Recently I wanted to find some great make-ahead recipes that I could prepare in batches and freeze for fast and easy, but still homemade meals that I would feel good about on those “I don’t feel like scratch cooking” nights. Stuffed pastas kept catching my eye as something highly versatile (options including but definitely not limited to: cheese, spinach, squash, beef, tuna with a bechamel sauce) and are super easy to freeze and reheat.
I already had a great homemade pasta dough recipe (for use with the KitchenAid stand mixer and pasta roller attachment) and ravioli filling recipe but wanted to do some research and see if some varieties freeze better than others.
While doing searches for freezing homemade stuffed pastas my results kept turning up all these recipes and ads for pasta maker machines…hmm. A few dozen YouTube videos and Amazon.com reviews later, I decided a pasta maker was just what I needed both to make fast and easy ravioli for my make-ahead meals as well as ditching the boxed, dried stuff in my pantry for fresh, on-demand pasta made with high quality wheat*.

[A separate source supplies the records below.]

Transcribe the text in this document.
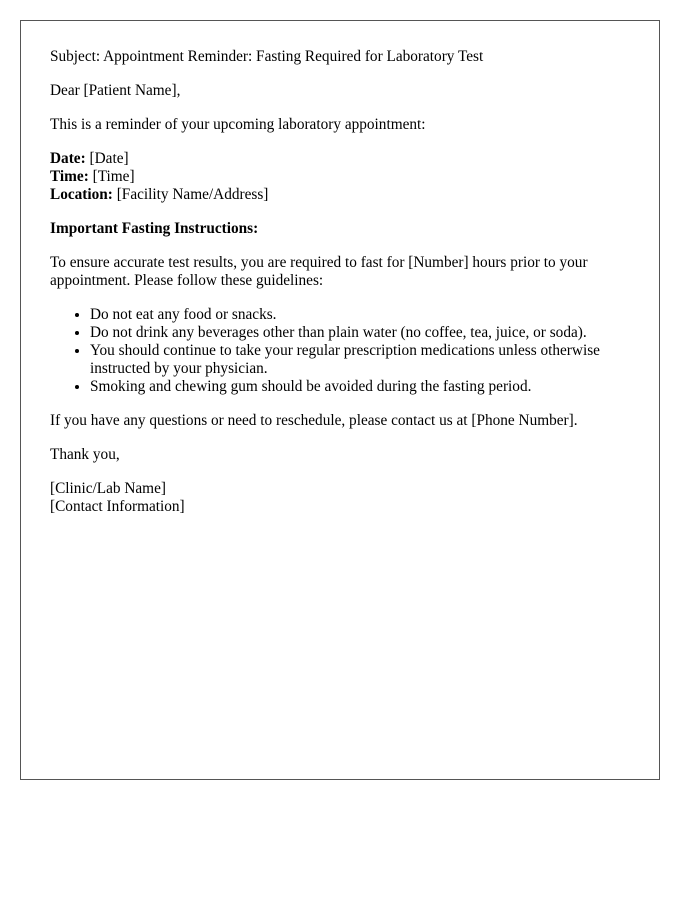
Subject: Appointment Reminder: Fasting Required for Laboratory Test

Dear [Patient Name],

This is a reminder of your upcoming laboratory appointment:

Date: [Date]

Time: [Time]

Location: [Facility Name/Address]

Important Fasting Instructions:

To ensure accurate test results, you are required to fast for [Number] hours prior to your appointment. Please follow these guidelines:

• Do not eat any food or snacks.
• Do not drink any beverages other than plain water (no coffee, tea, juice, or soda).
• You should continue to take your regular prescription medications unless otherwise instructed by your physician.
• Smoking and chewing gum should be avoided during the fasting period.

If you have any questions or need to reschedule, please contact us at [Phone Number].

Thank you,

[Clinic/Lab Name]

[Contact Information]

I found the pasta maker I wanted on sale at Williams-Sonoma – the Philips Smart Pasta Maker. I liked this one in particular because in addition to the weighing function which helps you fine-tune your liquids if you are using more or less than a perfect single or double batch of pasta flour, it comes with 8 shaping discs meaning no accessories to purchase later.
I had to try it right away after it arrived so I made a simple angel hair pasta to get a feel for the machine and process.
The adverts say that you will have fresh pasta in 15 minutes, I am pretty sure they mean when the last of the noodles come out because this machine begins extruding pasta in just 3 minutes!
I made a double batch which was double the amount I needed. The other 1/2 can be dusted with flour and refrigerated for a few days or frozen for a longer storage time.
The pasta was fantastic – delicious and with great bite, perfect al dente!
* A note on the pasta flour I use – as much as possible, I buy my grains from Anson Mills. I could do a whole series of posts on Anson Mills and founder Glenn Roberts and how they are reviving lost tastes through heirloom grains. If you haven’t read it yet, a great way to get to know Glenn is through Dan Barber’s seminal book The Third Plate. I became an instant convert based on what I knew about Glenn’s grains. Tasting them only further cemented my ardor.